October is going to be another month with only a little time to read, but I am starting what time there is with Orhan Pamuk’s Snow

Drones and fantasy literature

In one of the opening scenes of The Empire Strikes Back, Han Solo and Chebacca confront a machine with a glowing red eye and multiple, tentacle-like arms. Like a metallic jellyfish, it floats above the icy surface of Hoth, taking readings and observing. It fires at Han, but as soon as it is hit, it self-destructs rather than fall into rebel hands because it has been reporting information back to Darth Vader’s fleet–information used to discover the Rebel base and lead the in Imperial Fleet in pursuit of Luke, Leia, Han, and company.

The probe droid has a sinister look and with good reason. It is the embodiment of state power extended. The state is watching the citizen, even in that desolate wasteland. Big Brother was in the home and this is not that, but, in the (heavy handed) Star Wars universe, the remote state surveillance can summon Star Destroyers.

Nor is Star Wars along. One fantasy trope is that the “bad guys” use carrion feeders or other suspect animals (crows, rats, snakes, etc) to remotely spy on the heroes and normal people.

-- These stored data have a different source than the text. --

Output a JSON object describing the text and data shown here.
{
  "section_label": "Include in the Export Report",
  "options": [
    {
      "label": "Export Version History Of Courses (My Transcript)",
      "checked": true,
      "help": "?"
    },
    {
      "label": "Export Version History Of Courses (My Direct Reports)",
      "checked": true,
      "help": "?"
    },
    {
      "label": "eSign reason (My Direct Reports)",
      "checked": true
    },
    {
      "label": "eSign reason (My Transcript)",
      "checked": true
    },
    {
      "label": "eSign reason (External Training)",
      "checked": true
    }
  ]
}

Sometimes there is immediate feedback, sometimes they have to report. Sometimes the good guys make a point of killing those animals whenever they appear, sometimes hiding is a more reasonable option. The common threat is that the bad guys are watching in a way the good guys cannot replicate.

Last week on “Studio 360,” the radio show on PRI that I listen to on podcast, one of the segments was a discussion about drones. It was well worth a listen, [1] but several segments stood out, an artist designing clothing that hides the heat signatures picked up by drones,an interview with people who saw drones in action on the Mexican border nearly a decade ago, and an interview with a former pilot who is now a doctor of engineering. The last suggested that one reason drones live on in the movies and the imagination beyond something like PRISM is the drones–whether in actual shape or looking like the probe droid from Star Wars–are something that people can conceptualize. In this way drones are similar to Big Brother. One doesn’t actually need to comprehend what is going on in order to be taken by the sinister implications.

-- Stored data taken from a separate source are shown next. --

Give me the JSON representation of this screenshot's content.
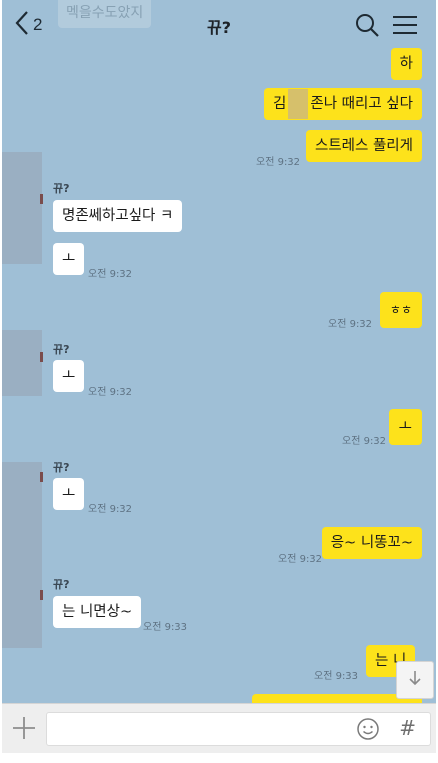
{
  "header": {
    "back_count": "2",
    "title": "뀨?",
    "ghost_preview": "멕을수도았지"
  },
  "messages": {
    "m1": {
      "text": "하"
    },
    "m2": {
      "text_before": "김",
      "text_after": "존나 때리고 싶다"
    },
    "m3": {
      "text": "스트레스 풀리게",
      "time": "오전 9:32"
    },
    "r1": {
      "sender": "뀨?",
      "text": "명존쎄하고싶다 ㅋ"
    },
    "r2": {
      "text": "ㅗ",
      "time": "오전 9:32"
    },
    "m4": {
      "text": "ㅎㅎ",
      "time": "오전 9:32"
    },
    "r3": {
      "sender": "뀨?",
      "text": "ㅗ",
      "time": "오전 9:32"
    },
    "m5": {
      "text": "ㅗ",
      "time": "오전 9:32"
    },
    "r4": {
      "sender": "뀨?",
      "text": "ㅗ",
      "time": "오전 9:32"
    },
    "m6": {
      "text": "응~ 니똥꼬~",
      "time": "오전 9:32"
    },
    "r5": {
      "sender": "뀨?",
      "text": "는 니면상~",
      "time": "오전 9:33"
    },
    "m7": {
      "text": "는 니",
      "time": "오전 9:33"
    }
  },
  "input": {
    "value": "",
    "hash_symbol": "#"
  },
  "colors": {
    "background": "#9fbfd6",
    "my_bubble": "#fde21b",
    "their_bubble": "#ffffff"
  }
}
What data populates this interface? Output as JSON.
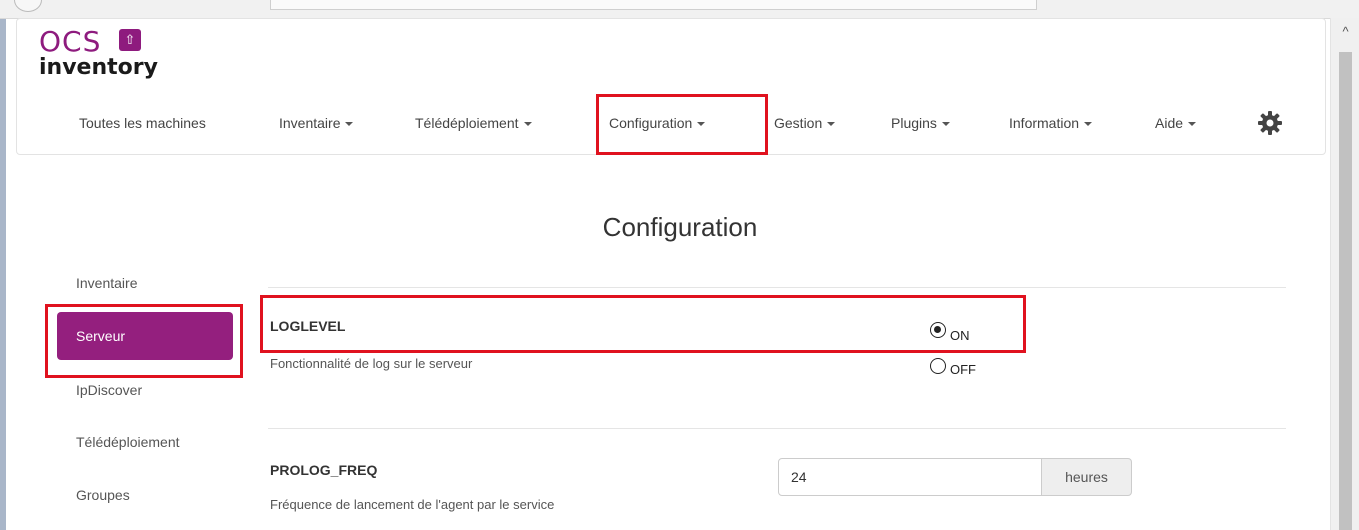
{
  "logo": {
    "ocs": "OCS",
    "inventory": "inventory"
  },
  "nav": {
    "items": [
      {
        "label": "Toutes les machines",
        "caret": false
      },
      {
        "label": "Inventaire",
        "caret": true
      },
      {
        "label": "Télédéploiement",
        "caret": true
      },
      {
        "label": "Configuration",
        "caret": true
      },
      {
        "label": "Gestion",
        "caret": true
      },
      {
        "label": "Plugins",
        "caret": true
      },
      {
        "label": "Information",
        "caret": true
      },
      {
        "label": "Aide",
        "caret": true
      }
    ],
    "settings_icon": "gear-icon"
  },
  "page": {
    "title": "Configuration"
  },
  "sidebar": {
    "items": [
      {
        "label": "Inventaire",
        "active": false
      },
      {
        "label": "Serveur",
        "active": true
      },
      {
        "label": "IpDiscover",
        "active": false
      },
      {
        "label": "Télédéploiement",
        "active": false
      },
      {
        "label": "Groupes",
        "active": false
      }
    ]
  },
  "settings": {
    "loglevel": {
      "name": "LOGLEVEL",
      "description": "Fonctionnalité de log sur le serveur",
      "options": [
        {
          "label": "ON",
          "selected": true
        },
        {
          "label": "OFF",
          "selected": false
        }
      ]
    },
    "prolog_freq": {
      "name": "PROLOG_FREQ",
      "description": "Fréquence de lancement de l'agent par le service",
      "value": "24",
      "unit": "heures"
    }
  },
  "colors": {
    "accent": "#941f7e",
    "highlight": "#e0121f",
    "brand": "#8e1b7e"
  }
}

What struck me was the way in which the popular conception of drones, including the function of the drones and the alignment of the faceless government that dispatches the drones, seems to mirror not just the Empire with its malignant government, but also more traditional embodiments of evil in e.g. Lord of the Rings or The Wheel of Time. These fantasy tropes pre-date drones, although even there the trope is not necessarily novel. The two trends also overlap in movies and television where the scrappy hero is chased by government agencies or people hijacking government property.

I suspect there is an underlying human discontent with being observed, particularly by groups of beings that are out of reach and potentially malevolent. This natural reaction, with the inhuman remoteness of drones and the right to privacy as currently understood in the US constitution mesh to make several simultaneous negative reactions to drones. Drones are also active in a way that PRISM may not been seen to be. The issue at hand is that while drones themselves may be a relatively recent addition to the US arsenal the concept is not new and the use of drones for surveillance against a population puts the government on the wrong side of a lengthy tradition in the popular imagination.

[1] As were the interview with Linda Ronstadt and discussion of Walt Whitman.